Muncie Community Schools needs $2 million for yellow buses
Tony Costello new leader of Muncie Community School Board
By Rick Yencer
MUNCIE, INDIANA (NEWS) - Bleak and unenviable are ways the state described Muncie Community Schools and it's inability to afford yellow buses for students.
And $2 million is how much outgoing financial director Mark Burkhart estimates that MCS needs to support bus service outside of property taxes available after tax caps and protected taxes.
Tony Costello, new school board president succeeding Bev Kelley, who was sworn in Tuesday for a second term, said 2014 would be challenging amid the school's transportation crisis and consolidation to one high school.
Parents, teachers and Tea Party operatives watched as the school board heard Burkhart's best suggestions for continuing bus service after the state refused to let MCS stop bus service this year, and offered few other alternatives.
Costello pointed out the state's lack of help after telling MCS to continue bus service with the means it has.
While Burkhart insisted the state found fault with the school's safety plan in denying the waiver, other Good Government operatives like Chris Hiatt point to Burkhart's own financial mismanagement besides leading the school board into debt and an unpopular referendum to raise taxes that failed.
Burkhart, who is quitting after this school year, did point out other ways to make bus service more economical like consolidate routes and change bell times at schools.

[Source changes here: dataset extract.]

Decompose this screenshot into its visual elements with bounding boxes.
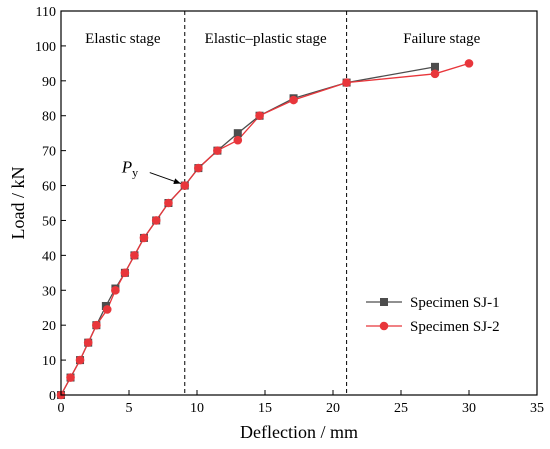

Actually, with the closing of Wilson Middle School building and moving students to Southside that is consolidated with Central, several bus routes could be eliminated or reduced.
And Muncie Indiana Transit System serves Southside, and reached out this week to help get students to school.
City buses now transport many high school students, and Burkhart said the same could happen for middle school students at the old Southside and current Northside.
The school system also will take bids this summer on a new bus contract. It's current agreement with M&M Bus Service is about $3.3 million for a two tier bus system that serves elementary and high schools.
Burkhart also said there might be relief from the Indiana Legislature after local lawmakers filed bills to eliminate protected taxes.
Current tax codes have taken nearly 90 percent of MCS transportation funds and there is little extra money in the school's general fund to make up the difference.
Burkhart estimated about $2 million needed from other sources, and there have been efforts to secure local Ball Brothers and Community foundations grants.
That money has not been forthcoming, but the school system has been approached by others who want to help.
Shannon Yarger, a parent and crisis management consultant, offered help Tuesday to make the school system more efficient an live within its means.
Yarger wants to see bus service continue and said he traveled around the world to help business in crisis find solutions for their problems.
The school system runs on $77 million a year and has another $50 million in debt.
As Burkhart talked about streamlining bus service, he also warned about layoffs of teachers and staff to help make up the difference to continue transportation.
Pat Kennedy, president of Muncie Teachers Association, expressed concerns that school administrators wanted to balance their financial problems on the backs of teachers.
The school system has 496 teachers for about 6,600 students.
Kennedy also was not surprised the state did not bail out MCS on its transportation crisis and even less surprised thst Republican lawmakers were doing little to help financially distressed public schools.
Republican lawmakers passed tax caps and protected taxes to protect homeowners, businesses and farmers while the tax controls depleted money for schools and government.